Jeff Brohm took a Gatorade bath on Saturday. The first-year Louisville head coach led the Cards to a 10-1 start and the program’s first ever ACC Championship Game appearance. Sunday evening he told his players to leave that memory in the distant past.
“We had to explain to our team yesterday in a lot of different ways that it needs to be erased for a full week. The full focus needs to be on this game because, in my opinion, this is the most important game of the rest of the season,” Brohm said Monday morning.
“We can talk about it all we want, this is the most important game. Our guys need to understand that preparing and trying to win this game needs to be the complete focus. If we want to make our fans happy, give them a good Thanksgiving, we need to go win that game.”

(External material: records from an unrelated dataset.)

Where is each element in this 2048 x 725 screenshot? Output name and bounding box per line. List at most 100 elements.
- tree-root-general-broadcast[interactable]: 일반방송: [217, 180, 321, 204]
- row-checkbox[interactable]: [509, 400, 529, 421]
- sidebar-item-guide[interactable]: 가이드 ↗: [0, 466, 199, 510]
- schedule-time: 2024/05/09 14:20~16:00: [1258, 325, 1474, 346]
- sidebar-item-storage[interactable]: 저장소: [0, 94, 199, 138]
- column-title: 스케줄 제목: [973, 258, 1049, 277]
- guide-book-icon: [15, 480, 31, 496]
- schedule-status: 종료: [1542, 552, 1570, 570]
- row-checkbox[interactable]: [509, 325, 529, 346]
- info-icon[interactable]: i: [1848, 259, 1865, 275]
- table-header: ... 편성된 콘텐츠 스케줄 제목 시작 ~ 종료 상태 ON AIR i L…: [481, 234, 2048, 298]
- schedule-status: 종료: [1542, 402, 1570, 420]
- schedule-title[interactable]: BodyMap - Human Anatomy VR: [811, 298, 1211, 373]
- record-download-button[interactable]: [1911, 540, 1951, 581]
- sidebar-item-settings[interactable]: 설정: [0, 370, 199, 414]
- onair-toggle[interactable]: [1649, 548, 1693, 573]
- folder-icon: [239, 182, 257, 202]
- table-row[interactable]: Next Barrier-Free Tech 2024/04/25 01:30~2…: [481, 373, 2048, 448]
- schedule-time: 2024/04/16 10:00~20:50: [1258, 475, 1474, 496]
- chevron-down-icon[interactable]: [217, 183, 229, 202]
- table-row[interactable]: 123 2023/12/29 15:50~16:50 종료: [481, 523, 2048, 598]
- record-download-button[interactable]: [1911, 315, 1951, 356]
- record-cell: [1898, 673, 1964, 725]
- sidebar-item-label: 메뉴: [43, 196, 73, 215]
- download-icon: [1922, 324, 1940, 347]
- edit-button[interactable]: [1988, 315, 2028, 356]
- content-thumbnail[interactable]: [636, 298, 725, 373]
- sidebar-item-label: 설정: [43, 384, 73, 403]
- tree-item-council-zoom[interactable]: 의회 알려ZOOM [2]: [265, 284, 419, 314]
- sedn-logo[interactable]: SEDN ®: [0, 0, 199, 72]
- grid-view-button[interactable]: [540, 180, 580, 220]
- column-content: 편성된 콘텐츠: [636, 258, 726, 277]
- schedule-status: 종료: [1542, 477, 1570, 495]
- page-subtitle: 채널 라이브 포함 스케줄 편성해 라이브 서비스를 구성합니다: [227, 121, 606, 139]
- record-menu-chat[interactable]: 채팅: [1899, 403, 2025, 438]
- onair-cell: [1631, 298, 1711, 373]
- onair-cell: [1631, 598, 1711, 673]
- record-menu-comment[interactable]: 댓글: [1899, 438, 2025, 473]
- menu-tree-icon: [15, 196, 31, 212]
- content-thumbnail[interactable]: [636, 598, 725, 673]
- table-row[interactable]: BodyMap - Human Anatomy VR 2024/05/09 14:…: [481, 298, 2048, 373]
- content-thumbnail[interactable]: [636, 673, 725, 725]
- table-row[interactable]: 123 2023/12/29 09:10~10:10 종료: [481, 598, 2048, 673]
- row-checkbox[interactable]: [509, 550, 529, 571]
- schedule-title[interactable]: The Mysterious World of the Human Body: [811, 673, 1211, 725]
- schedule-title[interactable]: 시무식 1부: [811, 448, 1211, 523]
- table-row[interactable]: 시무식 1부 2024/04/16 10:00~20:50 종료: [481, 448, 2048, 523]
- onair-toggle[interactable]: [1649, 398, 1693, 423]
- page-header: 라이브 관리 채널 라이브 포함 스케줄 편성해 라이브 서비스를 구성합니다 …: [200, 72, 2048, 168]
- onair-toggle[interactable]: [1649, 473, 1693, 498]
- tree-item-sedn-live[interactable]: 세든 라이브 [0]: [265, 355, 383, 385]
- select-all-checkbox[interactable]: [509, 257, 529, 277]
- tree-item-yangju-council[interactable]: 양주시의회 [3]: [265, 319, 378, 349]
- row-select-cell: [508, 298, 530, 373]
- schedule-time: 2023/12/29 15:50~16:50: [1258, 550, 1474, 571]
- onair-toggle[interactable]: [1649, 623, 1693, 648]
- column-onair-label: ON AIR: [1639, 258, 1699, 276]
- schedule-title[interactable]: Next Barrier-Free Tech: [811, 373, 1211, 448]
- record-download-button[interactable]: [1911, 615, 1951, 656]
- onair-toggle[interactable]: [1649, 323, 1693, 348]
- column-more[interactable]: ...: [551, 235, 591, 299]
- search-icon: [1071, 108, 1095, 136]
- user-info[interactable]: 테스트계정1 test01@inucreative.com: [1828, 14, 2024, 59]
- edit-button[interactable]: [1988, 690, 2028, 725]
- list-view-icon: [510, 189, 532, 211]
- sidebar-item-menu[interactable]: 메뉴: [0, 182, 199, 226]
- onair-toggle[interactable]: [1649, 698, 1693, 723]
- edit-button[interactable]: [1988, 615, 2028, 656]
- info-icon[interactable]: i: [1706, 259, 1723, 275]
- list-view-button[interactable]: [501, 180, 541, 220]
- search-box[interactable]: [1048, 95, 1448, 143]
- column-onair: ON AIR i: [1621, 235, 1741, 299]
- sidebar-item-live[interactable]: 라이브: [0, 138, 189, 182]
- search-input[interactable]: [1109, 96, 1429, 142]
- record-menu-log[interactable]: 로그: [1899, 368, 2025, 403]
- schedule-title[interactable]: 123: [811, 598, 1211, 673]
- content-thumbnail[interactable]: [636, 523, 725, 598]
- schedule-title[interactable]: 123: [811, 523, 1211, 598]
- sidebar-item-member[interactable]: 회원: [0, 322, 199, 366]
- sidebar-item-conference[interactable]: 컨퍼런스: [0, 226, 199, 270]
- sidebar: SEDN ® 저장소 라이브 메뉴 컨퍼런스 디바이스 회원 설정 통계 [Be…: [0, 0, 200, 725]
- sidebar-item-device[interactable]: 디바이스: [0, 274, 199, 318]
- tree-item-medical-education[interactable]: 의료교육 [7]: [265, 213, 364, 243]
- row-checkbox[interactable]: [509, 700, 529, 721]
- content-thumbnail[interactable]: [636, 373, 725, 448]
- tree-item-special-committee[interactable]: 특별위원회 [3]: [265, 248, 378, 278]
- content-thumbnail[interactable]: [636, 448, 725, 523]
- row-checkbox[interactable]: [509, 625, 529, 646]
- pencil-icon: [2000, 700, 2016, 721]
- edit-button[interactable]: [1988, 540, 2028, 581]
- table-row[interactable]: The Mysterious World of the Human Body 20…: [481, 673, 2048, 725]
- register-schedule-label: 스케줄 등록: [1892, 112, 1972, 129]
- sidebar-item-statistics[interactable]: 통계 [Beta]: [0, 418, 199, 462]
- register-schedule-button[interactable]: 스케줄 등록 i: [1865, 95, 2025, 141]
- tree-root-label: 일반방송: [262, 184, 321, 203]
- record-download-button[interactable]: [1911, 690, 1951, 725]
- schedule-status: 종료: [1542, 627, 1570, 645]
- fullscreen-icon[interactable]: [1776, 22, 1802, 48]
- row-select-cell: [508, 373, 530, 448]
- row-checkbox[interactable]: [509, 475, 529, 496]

Running backs coach Chris Barclay, one of a handful of Louisville natives on the Cards’ coaching staff, took it one step further. “There’s no doubt about it. This is the Super Bowl,” he said. “We’re well aware of the ramifications of this game.”
This is not simply pregame bluster. Brohm has stressed the significance of retaking the Governor’s Cup since he took the job in December, and reiterated it multiple times over the summer. Mark Stoops shared a similar sentiment then and now.
“I would desperately like to keep that trophy here. It’s been here for a while and I hope it stays here,” said the Kentucky head coach. “But this is one heck of a football team and this is a new year. You also know how I feel about years past, records and all that crap. You know what I mean? Let’s worry about this game, this year. It’s a brand new game and it’s an important one to both teams.”
Brohm has Proven Track Record in Rivalry Games
This will be Jeff Brohm’s first Governor’s Cup as the Cards’ head coach, but he has experience in the rivalry. The instate series did not resume until after his playing days, but he was on the sideline for six years as an assistant coach. He was a part of four wins with Bobby Petrino and two losses on Steve Kragthorpe’s staff.
During his time at Western Kentucky and Purdue, he lost one 3-point game in each rivalry game. In 100 Mils of Hate (Middle Tennessee State) and the battle for the Old Oaken Bucket (Indiana), he combined for six wins with a 17-point average margin of victory. However, Brohm lost his only game against an Indiana team with a winning record.
“I take it seriously. Rivalry games mean a whole lot to me. I’ve been a part of it, we’re going all the way back to high school days, and even in college. I understand that it’s more about our team playing the other team, said Brohm.
“It’s about the entire city, community and state and fanbases, wanting to go out there and compete and hope that their team wins. This can make a lot of people happy, or can make a lot of people sad. As a player, you don’t want to make your fans sad and make them mad, so we’ve got to try to get what they want. In order to do that we have to understand first, the challenge that’s ahead, which is a really good, talented football team. And we have not been able to beat them here in the recent past. In order to do that, we’re going to have to play better and play really good football.”
Brohm is 100% correct. Louisville has not defeated Kentucky at home since Bobby Petrino got in a pregame fight back in 2014, Mark Stoops’ second season. In the last four games Kentucky has outscored UofL 179-57, winning by an average of 30.5 points per game.